Comment la Suisse a échappé à la pandémie de 2020

dimanche, 17.05.2020

Jacques Neirynck *

Jacques Neirynck

La gestion de la pandémie de coronavirus par la Suisse en 2020 a été considérée par les historiens de XXIe siècle comme un cas d’école reflétant la réunion d’une excellence scientifique et d’un pouvoir politique pragmatique. 

Le groupe de travail chargé de mettre sur pied le premier plan suisse de lutte contre les pandémies avait notamment insisté sur les questions matérielles en 1990. Il prévoyait en effet la constitution obligatoire de stocks de masques et de combinaisons de protection. En juin 2017, l’Office fédéral de l’approvisionnement économique (OFAE) constata que le stock de masques n’est fourni qu’à 70% de la norme prévue. Certains cercles de l’administration penchant pour confier la charge aux cantons et aux hôpitaux, le Conseil fédéral a confirmé que c’était bien à l’OFAE d’en être responsable.

En 2018, une expertise de Thomas Zeltner montrait que le Service sanitaire coordonné était mal organisé. En 2018 encore, après plusieurs années de travaux, un plan de lutte contre une pandémie de grippe en Suisse a été publié et mis en œuvre. Tout cela était dispersé à l’époque, réparti entre l’Office fédéral de la santé publique, l’Office fédéral de l’approvisionnement économique du pays, les directeurs cantonaux de la santé, la pharmacie de l’armée, le Service médical coordonné, les hôpitaux. Personne n’était responsable de l’ensemble. Le Conseil fédéral a remis de l’ordre.
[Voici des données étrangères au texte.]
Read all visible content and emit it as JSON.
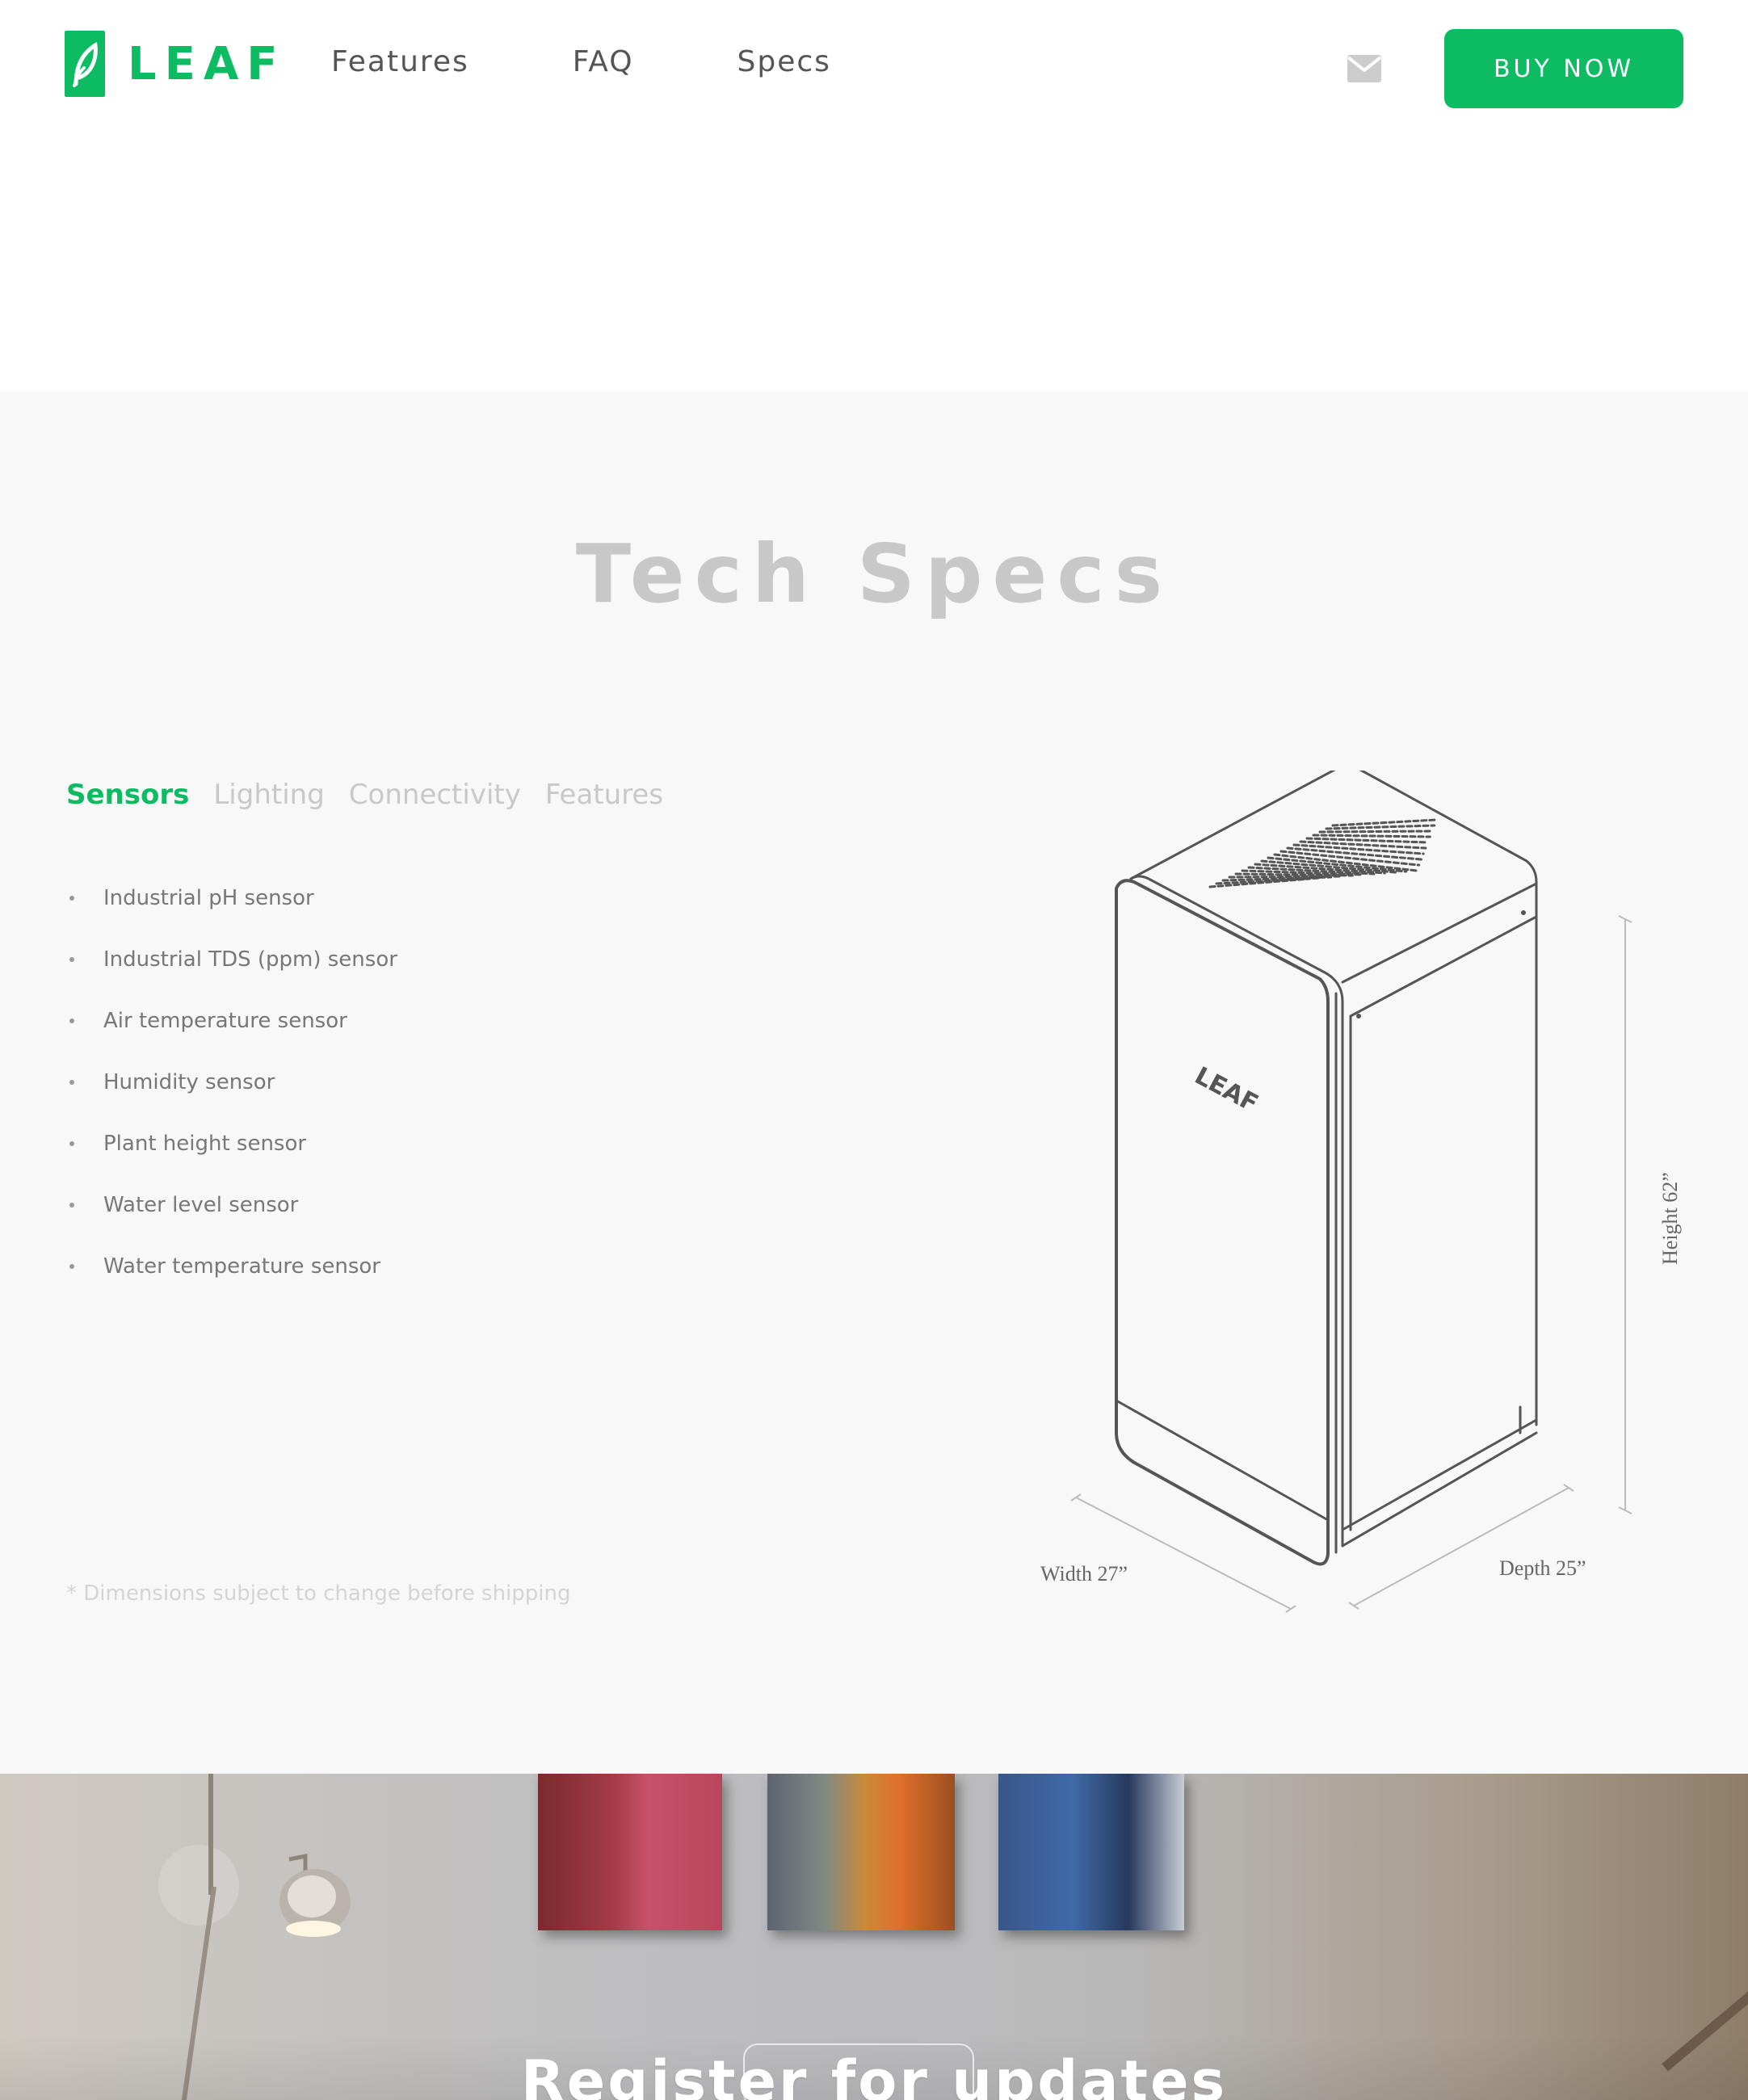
{
  "brand": {
    "name": "LEAF",
    "accent_color": "#0dbb63"
  },
  "nav": {
    "items": [
      {
        "label": "Features"
      },
      {
        "label": "FAQ"
      },
      {
        "label": "Specs"
      }
    ],
    "mail_icon": "envelope-icon",
    "buy_label": "BUY NOW"
  },
  "specs": {
    "title": "Tech Specs",
    "tabs": [
      {
        "label": "Sensors",
        "active": true
      },
      {
        "label": "Lighting",
        "active": false
      },
      {
        "label": "Connectivity",
        "active": false
      },
      {
        "label": "Features",
        "active": false
      }
    ],
    "sensors": [
      "Industrial pH sensor",
      "Industrial TDS (ppm) sensor",
      "Air temperature sensor",
      "Humidity sensor",
      "Plant height sensor",
      "Water level sensor",
      "Water temperature sensor"
    ],
    "footnote": "* Dimensions subject to change before shipping",
    "device": {
      "logo": "LEAF",
      "width_label": "Width 27”",
      "depth_label": "Depth 25”",
      "height_label": "Height 62”"
    }
  },
  "register": {
    "title": "Register for updates"
  }
}
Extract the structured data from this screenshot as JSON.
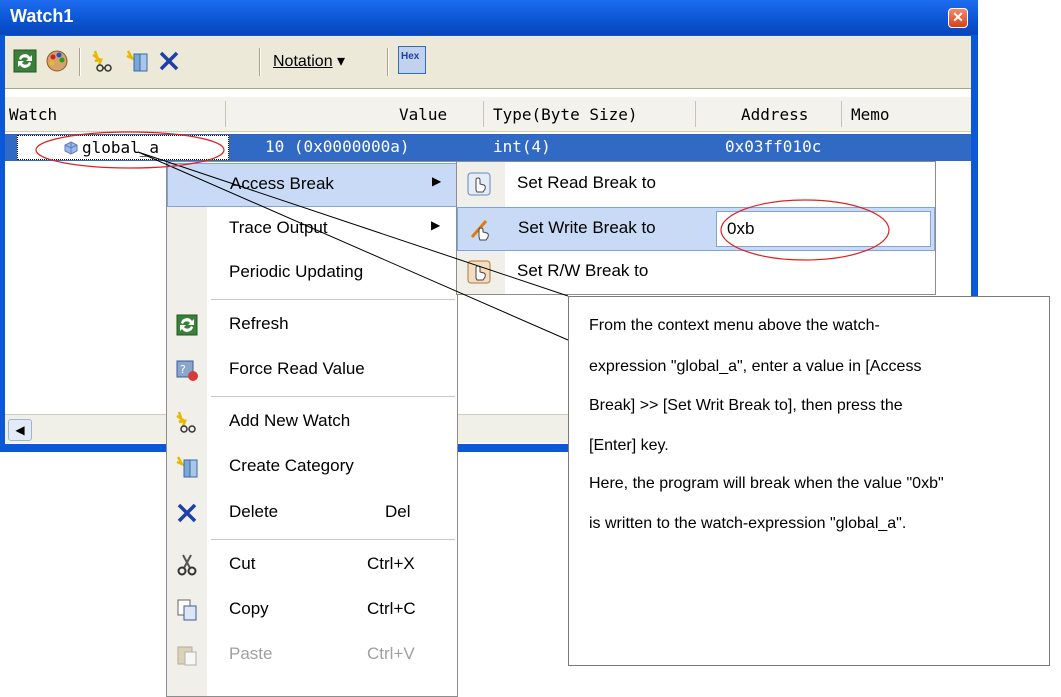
{
  "window": {
    "title": "Watch1",
    "close_glyph": "✕"
  },
  "toolbar": {
    "notation_label": "Notation",
    "notation_arrow": "▾",
    "hex_label": "Hex"
  },
  "columns": {
    "watch": "Watch",
    "value": "Value",
    "type": "Type(Byte Size)",
    "address": "Address",
    "memo": "Memo"
  },
  "row": {
    "name": "global_a",
    "value": "10 (0x0000000a)",
    "type": "int(4)",
    "address": "0x03ff010c"
  },
  "menu": {
    "access_break": "Access Break",
    "trace_output": "Trace Output",
    "periodic_updating": "Periodic Updating",
    "refresh": "Refresh",
    "force_read_value": "Force Read Value",
    "add_new_watch": "Add New Watch",
    "create_category": "Create Category",
    "delete": "Delete",
    "delete_shortcut": "Del",
    "cut": "Cut",
    "cut_shortcut": "Ctrl+X",
    "copy": "Copy",
    "copy_shortcut": "Ctrl+C",
    "paste": "Paste",
    "paste_shortcut": "Ctrl+V"
  },
  "submenu": {
    "set_read_break": "Set Read Break to",
    "set_write_break": "Set Write Break to",
    "set_rw_break": "Set R/W Break to",
    "write_value": "0xb"
  },
  "callout": {
    "line1": "From the context menu above the watch-",
    "line2": "expression \"global_a\", enter a value in [Access",
    "line3": "Break] >> [Set Writ Break to], then press the",
    "line4": "[Enter] key.",
    "line5": "Here, the program will break when the value \"0xb\"",
    "line6": "is written to the watch-expression \"global_a\"."
  },
  "icons": [
    "refresh-icon",
    "color-icon",
    "add-watch-icon",
    "create-category-icon",
    "delete-icon",
    "hex-icon",
    "read-break-icon",
    "write-break-icon",
    "rw-break-icon",
    "force-read-icon",
    "cut-icon",
    "copy-icon",
    "paste-icon",
    "variable-icon",
    "submenu-arrow-icon",
    "scroll-left-icon"
  ],
  "colors": {
    "titlebar": "#0a58d8",
    "selection": "#316ac5",
    "menu_highlight": "#c8daf5",
    "annotation_red": "#e02020"
  }
}
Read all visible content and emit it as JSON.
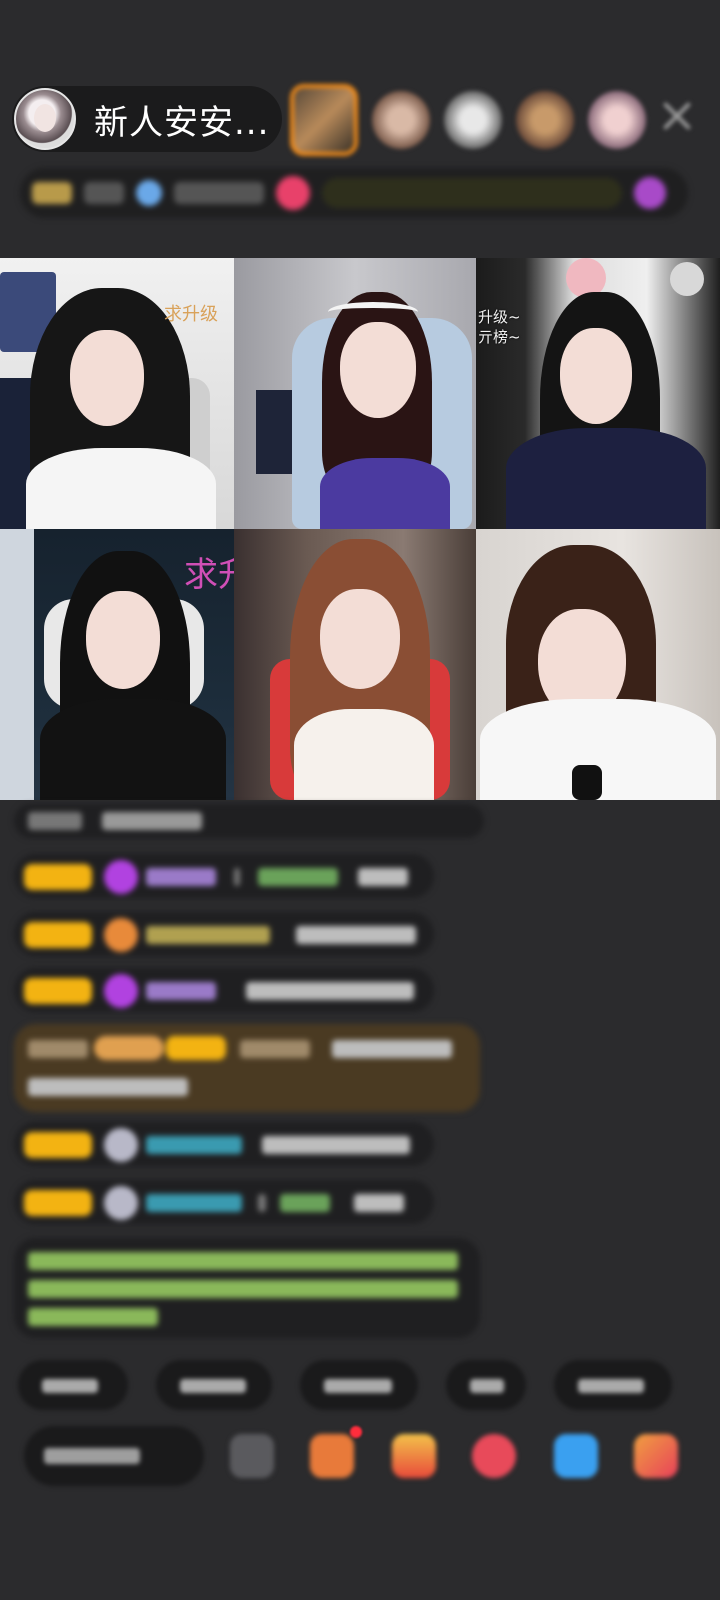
{
  "header": {
    "host_name": "新人安安...",
    "avatar_icon": "host-avatar",
    "close_icon": "close-icon"
  },
  "grid": {
    "tiles": [
      {
        "overlay": "求升级"
      },
      {
        "overlay": ""
      },
      {
        "overlay_line1": "升级~",
        "overlay_line2": "亓榜~"
      },
      {
        "overlay": "求升"
      },
      {
        "overlay": ""
      },
      {
        "overlay": ""
      }
    ]
  },
  "colors": {
    "background": "#2b2b2d",
    "pill": "#1b1b1c",
    "badge_gold": "#f3b312",
    "accent_orange": "#f08a18",
    "accent_pink": "#d04fb6"
  }
}
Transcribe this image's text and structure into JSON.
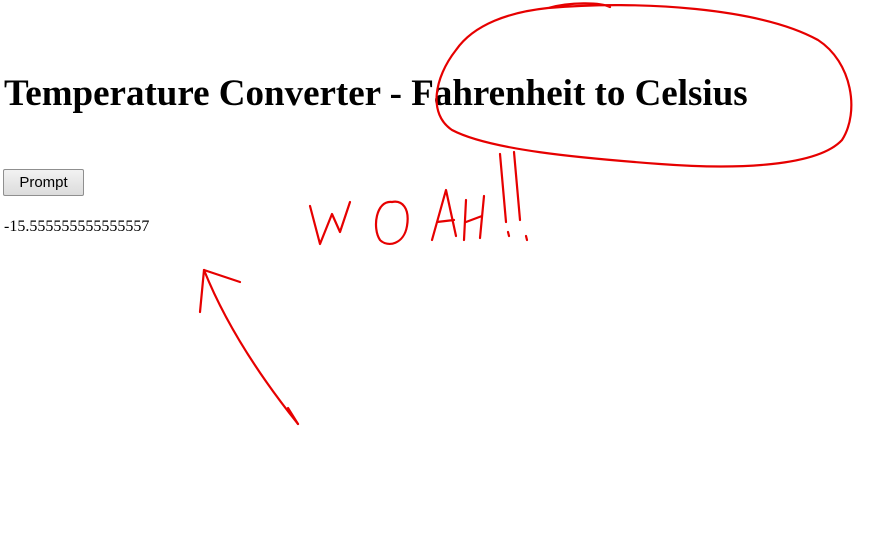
{
  "page": {
    "title": "Temperature Converter - Fahrenheit to Celsius",
    "prompt_button_label": "Prompt",
    "result": "-15.555555555555557"
  },
  "annotations": {
    "handwritten_text": "WOAH!!",
    "color": "#e60000"
  }
}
Pour les 12 premières semaines d’une vague pandémique, on estima qu’il faudrait 745 000 masques de protection dans les établissements stationnaires pour protéger le personnel ayant des contacts avec les patients. Comme la Suisse ne produisait plus ces masques qui étaient surtout produits dans l’espace asiatique, il fallait s’attendre, lors d’une crise, à ce que l’on ne puisse guère en importer plus. Dès lors, toujours à l’initiative du Conseil fédéral, les mesures furent prises pour relancer la production en Suisse. Ignazio Cassis, ancien médecin cantonal du Tessin, fut chargé de coordonner l’action. Lorsque le 31 janvier les premiers cas apparaissent en Lombardie, le Conseil fédéral ferma la frontière même aux frontaliers, hormis ceux travaillant dans le secteur médical, hébergés dans des hôtels régionaux. Dès le début de janvier les relations aériennes avec la Chine sont totalement interrompues. Une distribution de masques à la population est entreprise. Les manifestations rassemblant de nombreux participants sont interdites. En revanche les entreprises et les commerces continuent à fonctionner et le chômage n’augmente pas. 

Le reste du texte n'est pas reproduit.